The ExoMars rover is set to launch to Mars in July 2020, with a key instrument on board called the Mars Organic Molecule Analyzer (MOMA). Organic molecules are chemical compounds that contain carbon and hydrogen, and sometimes elements such as nitrogen or oxygen. Under some circumstances, these molecules are considered evidence of life, or at least point to its potential existence.
MOMA recently passed predelivery reviews at NASA and the European Space Agency, then was shipped to Thales Alenia Space in Turin, Italy, NASA's Goddard Space Flight Center said in a statement. NASA Goddard developed the mass spectrometer and electronics boxes for the instrument, with several international partners also participating in MOMA's development. [NASA May Have Discovered and Then Destroyed Organics on Mars in 1976]
Integration activities will take place in 2019, and the launch is scheduled for 2020 from the Baikonur Cosmodrome in Kazakhstan. NASA officials added that they are taking every step possible to avoid contaminating the MOMA instrument with Earth microbes, which was a concern for the NASA Curiosity rover ahead of its August 2012 arrival on Mars.

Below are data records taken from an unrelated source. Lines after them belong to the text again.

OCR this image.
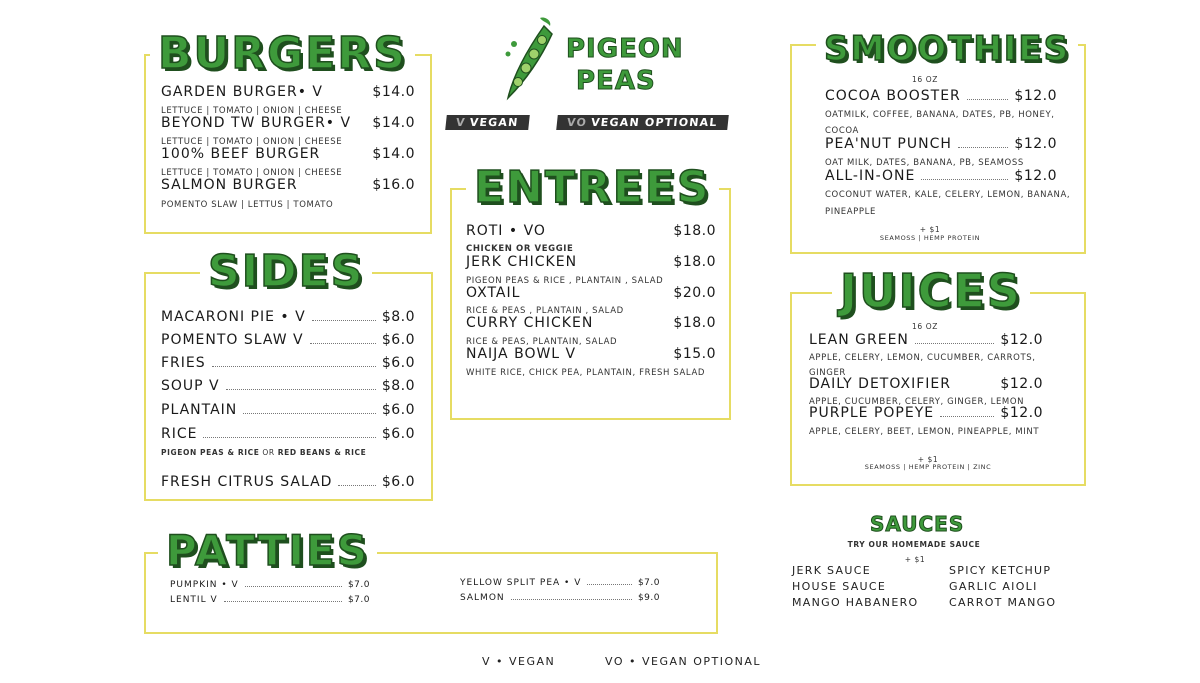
PIGEON
PEAS
V VEGAN	VO VEGAN OPTIONAL
BURGERS
GARDEN BURGER• V	$14.0
LETTUCE | TOMATO | ONION | CHEESE
BEYOND TW BURGER• V $14.0
LETTUCE | TOMATO | ONION | CHEESE
100% BEEF BURGER	$14.0
LETTUCE | TOMATO | ONION | CHEESE
SALMON BURGER	$16.0
POMENTO SLAW | LETTUS | TOMATO
SIDES
MACARONI PIE • V	$8.0
POMENTO SLAW V	$6.0
FRIES	$6.0
SOUP V	$8.0
PLANTAIN	$6.0
RICE	$6.0
PIGEON PEAS & RICE OR RED BEANS & RICE
FRESH CITRUS SALAD	$6.0
ENTREES
ROTI • VO	$18.0
CHICKEN OR VEGGIE
JERK CHICKEN	$18.0
PIGEON PEAS & RICE , PLANTAIN , SALAD
OXTAIL	$20.0
RICE & PEAS , PLANTAIN , SALAD
CURRY CHICKEN	$18.0
RICE & PEAS, PLANTAIN, SALAD
NAIJA BOWL V	$15.0
WHITE RICE, CHICK PEA, PLANTAIN, FRESH SALAD
SMOOTHIES
16 OZ
COCOA BOOSTER	$12.0
OATMILK, COFFEE, BANANA, DATES, PB, HONEY,
COCOA
PEA'NUT PUNCH	$12.0
OAT MILK, DATES, BANANA, PB, SEAMOSS
ALL-IN-ONE	$12.0
COCONUT WATER, KALE, CELERY, LEMON, BANANA,
PINEAPPLE
+ $1
SEAMOSS | HEMP PROTEIN
JUICES
16 OZ
LEAN GREEN	$12.0
APPLE, CELERY, LEMON, CUCUMBER, CARROTS,
GINGER
DAILY DETOXIFIER	$12.0
APPLE, CUCUMBER, CELERY, GINGER, LEMON
PURPLE POPEYE	$12.0
APPLE, CELERY, BEET, LEMON, PINEAPPLE, MINT
+ $1
SEAMOSS | HEMP PROTEIN | ZINC
PATTIES
PUMPKIN • V	$7.0
LENTIL V	$7.0
YELLOW SPLIT PEA • V	$7.0
SALMON	$9.0
SAUCES
TRY OUR HOMEMADE SAUCE
+ $1
JERK SAUCE
HOUSE SAUCE
MANGO HABANERO
SPICY KETCHUP
GARLIC AIOLI
CARROT MANGO
V • VEGAN	VO • VEGAN OPTIONAL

Searching for signatures of life
MOMA will serve as a miniature Mars research machine, including instruments that normally would occupy the area of a couple of workbenches, NASA stated. MOMA will analyze samples picked up by the ExoMars drill, which will drill up to 2 meters (6.5 feet) below the surface. There, sheltered from radiation and harsh weather on the Martian surface, life might have had a fighting chance.
"The ExoMars rover's two-meter deep drill will provide MOMA with unique samples that may contain complex organic compounds preserved from an ancient era, when life might have gotten started on Mars," Will Brinckerhoff, the MOMA project scientist at Goddard, said in the statement.
MOMA is designed to look for the chirality, or handedness, of organic molecules; like left and right hands on a human, some organic molecules have mirror-image twins. Earth's life-friendly amino acids are left-handed, and sugars (which help form proteins from amino acids, or DNA) are right-handed.
"Life based on right-handed amino acids (and left-handed sugars) could work, but a mix of right- and left-handed for either will not. This is because these molecules need to come together with the correct orientation, like puzzle pieces, to build other molecules necessary for life to function," NASA said.
"MOMA is capable of detecting the chirality of organic molecules," NASA added. "If it finds an organic molecule is primarily of the left-hand or right-hand variety (called 'homochirality') that can be evidence that life produced the molecules, since non-biological processes tend to make an equal mix of varieties. This is known as a biosignature."
Ovens, lasers and traps
MOMA's mass spectrometer has two modes, according to a video by NASA Goddard posted on YouTube. In the gas-chromatograph mode, the rover inserts crushed Red Planet rocks into an oven, which is heated to about 900 degrees Celsius (1,650 degrees Fahrenheit). The vaporized sample flows into a long tube. The sides of this tube have a special coating that forces some types of molecules to slow down, which separates molecules by their chemistry.
The rover than emits electrons (negatively charged particles) to give the molecules an electric charge, which is called ionization. The ionized molecules move toward a linear ion trap. There, the ions get stuck in a fluctuating electric field. Then, they are moved into a detector to determine their chemical composition.
The other mode — never used before on Mars — is called laser desorption. It will allow MOMA to search for lipids, which are the building blocks of cell membranes; these are too delicate to survive the mass-spectrometer mode. In laser desorption mode, the sample is put underneath an ultraviolet laser, which vaporizes part of the sample. This process releases some organic molecules, which can be analyzed in MOMA's oven. The laser also ionizes other molecules that move toward the linear ion trap, where the rover analyzes their chemistry. Any remaining neutral molecules are ejected.
The linear ion trap is also a first for Red Planet exploration. It is designed to examine the chemical formula of molecules and whether that chemistry is similar to what's necessary for life. It searches for life's signatures in two modes. The first, called SWIFT, tosses out molecules deemed unworthy of inspection while other, more interesting molecules build up in the trap over time. The second technique — tandem mass spectrometer, or MS/MS — breaks large molecules into pieces and characterizes the smaller bits.
The ultimate goal for ExoMars is to better characterize whether Mars hosted ancient organisms, which complements the Curiosity rover's search for old, habitable environments. NASA is developing a follow-up mission to Curiosity called the Mars 2020 rover. Among its activities, the new NASA rover will cache samples for a possible sample-return mission to Earth in the coming decades.